The Philippines is offering to share its experience in protecting migrant workers’ rights and curbing illegal recruitment and human trafficking with European countries facing similar problems, Vice President Jejomar C. Binay said.

The Vice President said he had the chance to meet with European Commission (EC) Home Affairs Commissioner Cecilia Malmstrom during the 7th European Development Days (EDD) in Brussels, Belgium and discussed the government’s efforts at curbing the incidence of illegal recruitment and human trafficking.

“I informed the commissioner that we have ratified the ILO (International Labour Organization) convention concerning decent work for domestic workers, and pointed out our efforts to protect our OFWs and address the social costs of migration,” he said.

“I told the commissioner that as a result of these efforts we have developed perhaps the most advanced infrastructure for protecting our nationals abroad,” he added.

Binay is the Chairman Emeritus of the Inter-Agency Council Against Trafficking (IACAT) and Chairman of the Presidential Taskforce Against Illegal Recruitment (PTFAIR).

He said the Malmstrom agreed that the European Union (EU), which has its own problems in human trafficking, could learn a lot from the Philippines in terms of managing migration and combating human trafficking and illegal recruitment.

Eight countries in Europe have been listed in Tier 2 category in the 2012 Global Trafficking in Persons Report of the United States Department of State.
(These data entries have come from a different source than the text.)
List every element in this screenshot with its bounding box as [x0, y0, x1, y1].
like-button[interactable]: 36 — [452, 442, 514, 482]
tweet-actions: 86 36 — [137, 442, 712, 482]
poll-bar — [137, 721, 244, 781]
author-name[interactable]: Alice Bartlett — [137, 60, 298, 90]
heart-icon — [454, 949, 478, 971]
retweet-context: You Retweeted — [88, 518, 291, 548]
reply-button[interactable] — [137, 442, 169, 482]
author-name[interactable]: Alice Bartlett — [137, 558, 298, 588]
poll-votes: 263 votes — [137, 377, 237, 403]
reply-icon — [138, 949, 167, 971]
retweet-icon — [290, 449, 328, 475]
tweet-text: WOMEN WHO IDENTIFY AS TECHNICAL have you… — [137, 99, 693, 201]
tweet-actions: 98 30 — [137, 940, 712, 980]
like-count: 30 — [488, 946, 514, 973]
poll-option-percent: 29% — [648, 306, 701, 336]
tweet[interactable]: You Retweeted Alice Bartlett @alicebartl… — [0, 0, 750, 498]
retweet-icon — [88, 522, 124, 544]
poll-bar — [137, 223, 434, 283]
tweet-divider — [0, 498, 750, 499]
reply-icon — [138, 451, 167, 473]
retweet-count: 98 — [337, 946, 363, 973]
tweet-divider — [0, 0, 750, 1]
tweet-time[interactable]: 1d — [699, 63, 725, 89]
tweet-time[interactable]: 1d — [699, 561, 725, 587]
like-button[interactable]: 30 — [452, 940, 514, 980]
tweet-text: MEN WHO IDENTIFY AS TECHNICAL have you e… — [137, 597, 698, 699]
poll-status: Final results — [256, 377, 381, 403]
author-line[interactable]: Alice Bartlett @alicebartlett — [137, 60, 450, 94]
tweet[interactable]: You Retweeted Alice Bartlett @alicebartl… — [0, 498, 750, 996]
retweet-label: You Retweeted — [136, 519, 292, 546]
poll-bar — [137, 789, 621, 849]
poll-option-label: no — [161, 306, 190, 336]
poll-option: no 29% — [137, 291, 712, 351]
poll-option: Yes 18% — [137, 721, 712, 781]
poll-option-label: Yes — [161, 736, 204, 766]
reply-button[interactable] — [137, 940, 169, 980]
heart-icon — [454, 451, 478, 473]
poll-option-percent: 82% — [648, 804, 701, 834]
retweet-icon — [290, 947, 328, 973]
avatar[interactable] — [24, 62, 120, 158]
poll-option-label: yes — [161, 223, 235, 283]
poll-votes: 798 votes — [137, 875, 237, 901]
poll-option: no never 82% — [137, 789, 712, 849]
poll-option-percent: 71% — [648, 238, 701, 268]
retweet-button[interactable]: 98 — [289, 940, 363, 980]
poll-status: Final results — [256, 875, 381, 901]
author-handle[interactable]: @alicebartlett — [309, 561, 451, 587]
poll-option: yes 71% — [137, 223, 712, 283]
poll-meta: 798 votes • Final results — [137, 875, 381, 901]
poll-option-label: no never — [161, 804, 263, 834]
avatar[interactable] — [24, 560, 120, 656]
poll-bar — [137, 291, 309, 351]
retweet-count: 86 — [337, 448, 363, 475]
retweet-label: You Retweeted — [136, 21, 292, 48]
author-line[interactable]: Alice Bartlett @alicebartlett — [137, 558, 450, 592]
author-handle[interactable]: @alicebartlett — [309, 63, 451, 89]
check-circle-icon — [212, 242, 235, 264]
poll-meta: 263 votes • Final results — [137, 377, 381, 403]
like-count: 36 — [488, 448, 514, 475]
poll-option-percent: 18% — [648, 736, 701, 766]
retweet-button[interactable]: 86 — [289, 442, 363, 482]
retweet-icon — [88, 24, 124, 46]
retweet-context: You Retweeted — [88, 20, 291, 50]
Twenty-seven were classified in Tier 1. Cyprus was the lone member in Tier 2 Watch List.

The Philippines was classified in the Tier 2 category in the same report.

The annual report of the U.S State Department classifies countries into tiers depending on their compliance to the U.S. Trafficking in Persons Protection Act, with countries in Tier 1 as fully compliant and those in Tier 3 as non-compliant.

The IACAT recently scored its landmark 100th person convicted for human trafficking since the enactment of the Anti-Trafficking in Persons Act of 2003.

Binay said that for 2012 alone, the IACAT has been able to secure convictions for 28 persons in 17 human trafficking cases.